Porque aí quando eu me tornei empreendedora, que eu comecei a ver que era um negócio de verdade, eu falei: "Tá, primeiro passo, eu tenho que ser a melhor em sobrancelha. A gente tem que ser especialista muito bom em alguma coisa para aparecer". E aí eu trouxe o posicionamento paraa rede social ao mesmo tempo.
Então ao mesmo tempo que eu tava passando tudo isso, eu comecei a usar a rede social como também um desabafo. Então eu eu fui uma das primeiras a trazer marca com pessoa junto, sabe? Tipo para que outras pessoas se identificassem com seu creator, é sim, que hoje chamam de brand creator, né?
Tá, até sair no Upix foi super legal como referência de porque a minha vida e a marca foi um contexto só e eu fui trazendo a realidade da minha vida pra rede social e foi conectando muito com as pessoas e isso me ajudou a me curar de certas formas, porque eu sempre fui muito perfeccionista com tudo e geralmente essa pessoa ela sofre por dentro porque ela deixa de fazer muitas coisas por conta disso. Uhum. E aí com a internet eu entendi algo muito valioso, que o perfeito na internet ele atrai muito as pessoas, mas só a coragem de ser imperfeito ali, de você mostrar que tá sofrendo, que chora, ou um perrengue, ou passar por alguma coisa difícil ou ter coragem de falar que já errou.
Tudo isso que é o imperfeito, é o que conecta a pessoa com a gente, porque senão não tem graça seguir alguém se não for para se identificar como humano igual. E ali eu já fui compartilhando. Então como era difícil a não difícil porque eu nunca fui vítima.
Eu nunca me coloquei no papel de ai que dózinha, eu tenho que atender 17 pessoas hoje. Ai coitada, tenho dó de mim. Não, eu falei cara, eu vou atender hoje das 8 almoçar até tal horário, mas graças a Deus.
É, graças a Então, a gente sempre vai reclamar, mas gente, reclama das coisas que, né? Uhum. Ah, porque senão aí eu, beleza, aí eu comecei a a trabalhar e eu falei, eu vou crescer aqui.
Então, fiquei muito bom em sobrancelha, comecei a estudar muito, ver tudo que tinha de mais moderno. E eu atendi e aí começou a dar certo, as pessoas iam indicando as outras. Eu fui usando a rede social, trazendo mais audiência, comecei a dar curso, porque o fato de compartilhar minha vida na internet despertou nas pessoas a vontade de viver a mesma jornada que eu.
E aí que tem um gatilho muito poderoso para vendas do meu nicho, principalmente, porque a mulher olhava pra minha vida e falava: "Cara, eu tô passando por isso. Eu sou aqui, mãe, tive bebê". Porque eu sei, porque hoje é o tipo de mulher que vem fazer curso.

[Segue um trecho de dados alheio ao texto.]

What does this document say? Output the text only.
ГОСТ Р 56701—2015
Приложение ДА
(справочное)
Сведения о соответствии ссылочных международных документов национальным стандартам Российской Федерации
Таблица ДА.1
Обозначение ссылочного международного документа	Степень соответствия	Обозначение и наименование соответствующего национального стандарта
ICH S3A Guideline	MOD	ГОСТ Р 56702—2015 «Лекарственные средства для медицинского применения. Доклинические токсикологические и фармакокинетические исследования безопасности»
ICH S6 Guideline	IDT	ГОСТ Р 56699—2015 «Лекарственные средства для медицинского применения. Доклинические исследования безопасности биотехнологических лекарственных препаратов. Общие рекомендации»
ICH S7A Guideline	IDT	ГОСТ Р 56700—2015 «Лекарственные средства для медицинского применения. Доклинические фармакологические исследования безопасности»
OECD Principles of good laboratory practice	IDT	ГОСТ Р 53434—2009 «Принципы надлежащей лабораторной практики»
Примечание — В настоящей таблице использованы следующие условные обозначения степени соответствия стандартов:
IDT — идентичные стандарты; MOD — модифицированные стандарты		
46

Às vezes a a mulher que teve bebê, que se perdeu na profissão dela, que quer se encontrar de novo, a mulher quer ser independente, tem muita gente do mercado financeiro, muita advogada, que se descobre na área da beleza. Uhum. E aí veio eu falando com tanto amor da área e mostrando a minha vida que falou: "Cara, eu quero ter essa mesma jornada".
E ali muita gente começou a procurar o curso para eu fazer. M.